MGAs are much more than simply extensions of insurer distribution. Increasingly they function as specialist underwriting platforms, bringing deep, entrepreneurial class expertise, technology-enabled underwriting and access to diversified capacity sources including insurers, reinsurers and alternative capital providers.
This is particularly visible in specialty commercial lines and emerging risk classes such as cyber and climate-related exposures. In these areas, underwriting expertise and speed to market are critical, and MGAs are often better positioned than large carriers to respond quickly.

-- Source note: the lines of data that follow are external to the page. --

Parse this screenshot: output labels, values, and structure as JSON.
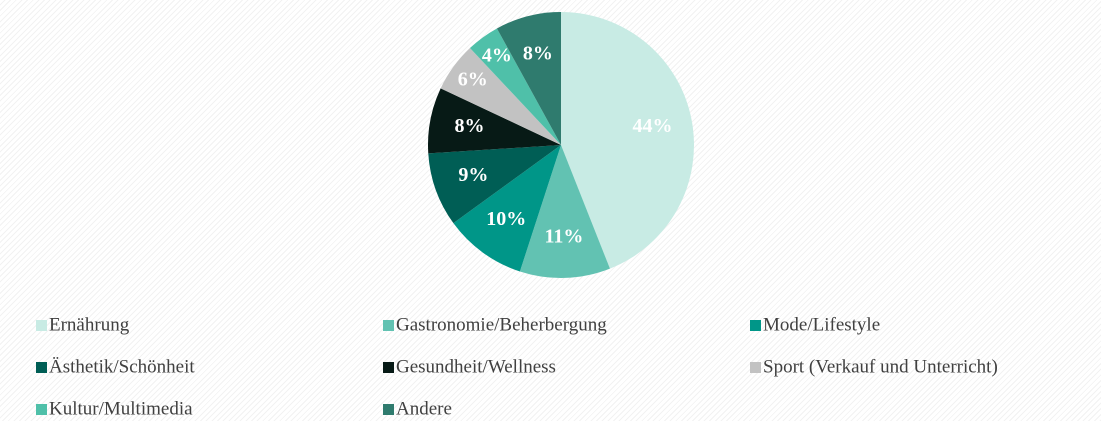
{
  "chart_data": {
    "type": "pie",
    "categories": [
      "Ernährung",
      "Gastronomie/Beherbergung",
      "Mode/Lifestyle",
      "Ästhetik/Schönheit",
      "Gesundheit/Wellness",
      "Sport (Verkauf und Unterricht)",
      "Kultur/Multimedia",
      "Andere"
    ],
    "values": [
      44,
      11,
      10,
      9,
      8,
      6,
      4,
      8
    ],
    "value_labels": [
      "44%",
      "11%",
      "10%",
      "9%",
      "8%",
      "6%",
      "4%",
      "8%"
    ],
    "colors": [
      "#c8ebe4",
      "#62c2b2",
      "#009688",
      "#005e55",
      "#071a16",
      "#c2c2c2",
      "#4fc0a9",
      "#2f7b6e"
    ],
    "legend": "bottom"
  }
}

Seeking Out Specialist Partners
At the same time, insurers are becoming more deliberate about how they deploy underwriting resources. Rather than building internal capability across every niche class of business, many carriers are choosing to partner with specialist MGAs. As a result, MGAs are playing an increasingly strategic role in the underwriting value chain.
Alongside this growth, the MGA model itself is evolving. At its core, the sector is still driven by individual underwriting talent, where a recognised name and broker following can form the foundation of a new venture. For many brokers, it is the individual underwriter, rather than the brand, that builds trust and drives placement.
However, while that individual expertise remains the entry point, sustainable MGA businesses now require a broader institutional framework around it. The most successful platforms are those that can wrap strong underwriting talent with the infrastructure, governance, and scalability needed to support long-term growth.
This includes robust governance structures, strong regulatory oversight, embedded service capabilities and sophisticated data and technology infrastructure. Operational capability is critical. As MGAs scale, the ability to manage policy administration, claims, reporting and compliance efficiently becomes essential.
The MGA Ecosystem is Developing
Increasingly, MGAs are operating within coordinated support structures that provide the operational backbone needed to scale. This allows underwriting teams to focus on what they do best, developing specialist products and managing risk, while relying on integrated services for the surrounding operational complexity.
For capacity providers, this infrastructure is also becoming a key factor in determining which platforms are able to grow sustainably in the next phase of market maturity.
Looking ahead to the rest of 2026 and beyond, growth in the US MGA market is likely to be defined not only the number of MGAs entering the market but also by the quality of the platforms supporting them. Three structural trends are already shaping this next stage.
The first is the continued institutionalisation of MGA platforms themselves. Successful MGAs are integrating underwriting expertise with claims management, regulatory frameworks and digital operating models that allow them to scale efficiently across multiple lines and territories.
The second trend is greater bifurcation within the market. The sector is increasingly separating into true specialist underwriting leaders on one side and efficient capacity-following models on the other. The middle ground, where platforms duplicate costs without establishing clear underwriting leadership, will face increasing pressure.
The third trend is deeper capital partnerships. Insurers and reinsurers are becoming more strategic about how they allocate capacity, prioritising platforms with strong governance, claims oversight and transparent reporting.
Reshaping How Underwriting Expertise is Organised
What we are seeing in the US is a gradual reorganisation of how underwriting expertise sits within the insurance market.
Carriers continue to provide the capital and balance sheet strength that underpin the industry. MGAs, meanwhile, are increasingly acting as specialist underwriting hubs – bringing deep class knowledge, speed to market and the ability to develop products around emerging risks. By combining underwriting talent with strong governance, operational capability and close alignment with their capacity partners, MGAs are harnessing the ecosystem around them to improve the strength of their underwriting proposition, improve their scalability and, ultimately, their valuation.
Over time, this is creating something more coordinated than the traditional delegated authority model. Underwriting expertise, operational infrastructure and capital support are becoming more tightly integrated, and more highly valued by the wider industry.
That shift is quietly redefining how insurance capacity is deployed – and it is likely to shape the next phase of MGA growth in the United States.